Started Topics :  49
Posts :  938
Posted : Apr 13, 2010 11:51
Quote:

On 2010-04-13 01:33, Colin OOOD wrote:
With purely electronic music, the definition of 'live' has by necessity to be somewhat different from the definition it has in eg. rock music, although many rock bands also use backing tracks.

To me, in electronic music, where many artists do not have traditional musical skills yet still manage to be very creative and interactive with their music on stage, 'live' means the artist is busy doing something the audience can actually hear.




x2           Sérgio Xamanist
facebook.com/xamanist
soundcloud.com/xamanist
Mindfields


Started Topics :  2
Posts :  15
Posted : Apr 13, 2010 14:53
Quote:

On 2010-04-13 00:18, SCircuit wrote:

To me, "Live" means your a musician, and your actually "being" a musician by playing something you've spent weeks learning the note patterns.




If you are a good musician, it shouldnt take weeks to learn ;-)

We are working on how to play live in my group "Yum Kaax". I want to bring my drum pads in and play some percussion or simular, but i am afraid of the problem about not having monitors always, i guess i can use headphones.

but i am afraid since i saw the opening of Fusion 2007, where this percussion guy didnt have monitors or something, so everything was delayed and it sucked!
he had to get off the stage, must be the worst feeling ever.

I bet he was really good at playing percussion, but he ended up sounding like a novice who couldnt play
SCircuit


Started Topics :  6
Posts :  66
Posted : Apr 13, 2010 15:51
Quote:

On 2010-04-13 01:33, Colin OOOD wrote:
With purely electronic music, the definition of 'live' has by necessity to be somewhat different from the definition it has in eg. rock music, although many rock bands also use backing tracks.

To me, in electronic music, where many artists do not have traditional musical skills yet still manage to be very creative and interactive with their music on stage, 'live' means the artist is busy doing something the audience can actually hear.




What do you mean by necessity?

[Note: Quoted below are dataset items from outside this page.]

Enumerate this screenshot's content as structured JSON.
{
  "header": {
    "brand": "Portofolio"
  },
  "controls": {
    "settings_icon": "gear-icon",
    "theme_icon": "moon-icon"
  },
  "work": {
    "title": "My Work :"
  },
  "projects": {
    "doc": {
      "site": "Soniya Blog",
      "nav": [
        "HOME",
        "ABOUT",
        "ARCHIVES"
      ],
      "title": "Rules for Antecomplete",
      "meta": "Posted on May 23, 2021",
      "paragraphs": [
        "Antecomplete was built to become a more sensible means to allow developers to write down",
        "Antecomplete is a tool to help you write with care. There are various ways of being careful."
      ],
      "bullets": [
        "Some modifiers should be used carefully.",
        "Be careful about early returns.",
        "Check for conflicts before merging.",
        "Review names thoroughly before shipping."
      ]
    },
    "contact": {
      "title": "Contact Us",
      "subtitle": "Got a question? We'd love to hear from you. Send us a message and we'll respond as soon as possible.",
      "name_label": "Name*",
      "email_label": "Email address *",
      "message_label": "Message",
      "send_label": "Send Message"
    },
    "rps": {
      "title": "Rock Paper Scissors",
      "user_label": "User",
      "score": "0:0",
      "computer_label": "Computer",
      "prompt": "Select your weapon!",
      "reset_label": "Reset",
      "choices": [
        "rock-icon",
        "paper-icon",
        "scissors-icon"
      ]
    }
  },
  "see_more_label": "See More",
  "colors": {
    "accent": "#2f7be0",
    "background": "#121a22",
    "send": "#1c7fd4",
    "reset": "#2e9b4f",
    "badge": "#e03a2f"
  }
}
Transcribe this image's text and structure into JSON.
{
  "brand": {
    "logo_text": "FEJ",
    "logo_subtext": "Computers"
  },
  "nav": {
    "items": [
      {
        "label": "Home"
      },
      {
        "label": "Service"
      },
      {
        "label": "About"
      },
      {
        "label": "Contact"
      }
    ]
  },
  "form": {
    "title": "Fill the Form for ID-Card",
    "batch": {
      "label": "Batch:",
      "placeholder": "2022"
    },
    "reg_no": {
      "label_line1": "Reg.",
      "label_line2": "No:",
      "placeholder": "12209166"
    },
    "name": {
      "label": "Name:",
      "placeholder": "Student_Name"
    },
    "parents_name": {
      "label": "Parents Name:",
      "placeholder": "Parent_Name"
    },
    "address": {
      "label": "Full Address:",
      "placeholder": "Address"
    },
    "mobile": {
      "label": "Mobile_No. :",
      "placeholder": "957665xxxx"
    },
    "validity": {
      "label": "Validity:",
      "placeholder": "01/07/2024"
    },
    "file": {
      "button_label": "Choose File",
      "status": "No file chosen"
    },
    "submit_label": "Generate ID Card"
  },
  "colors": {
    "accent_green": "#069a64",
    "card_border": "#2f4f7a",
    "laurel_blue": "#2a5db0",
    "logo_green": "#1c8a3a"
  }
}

Is there something about performing live that I'm not understanding? How I'm getting it, complex filter / effect sweeps can be fully automated, difficult-to-reproduce sounds can be pre-programmed, and then any leads can be played live with automation.... right? I mean I know everything can be automated and preprogrammed, but then the only thing left to do live, is mixing and tweaking to adjust for that particular system.


Quote:

If you are a good musician, it shouldnt take weeks to learn ;-)



At some point, early on while learning music, it must have taken weeks to learn complex note patterns and structure, and be able to play them flawlessly. Or is there another way to learn scales and not practice?           http://soundcloud.com/short-circuit
http://www.facebook.com/pages/Short-Circuit/446249920482?ref=nf
Colin OOOD
Moderator

Started Topics :  95
Posts :  5380
Posted : Apr 13, 2010 16:54
Quote:

On 2010-04-13 15:51, SCircuit wrote:
Quote:

On 2010-04-13 01:33, Colin OOOD wrote:
With purely electronic music, the definition of 'live' has by necessity to be somewhat different from the definition it has in eg. rock music, although many rock bands also use backing tracks.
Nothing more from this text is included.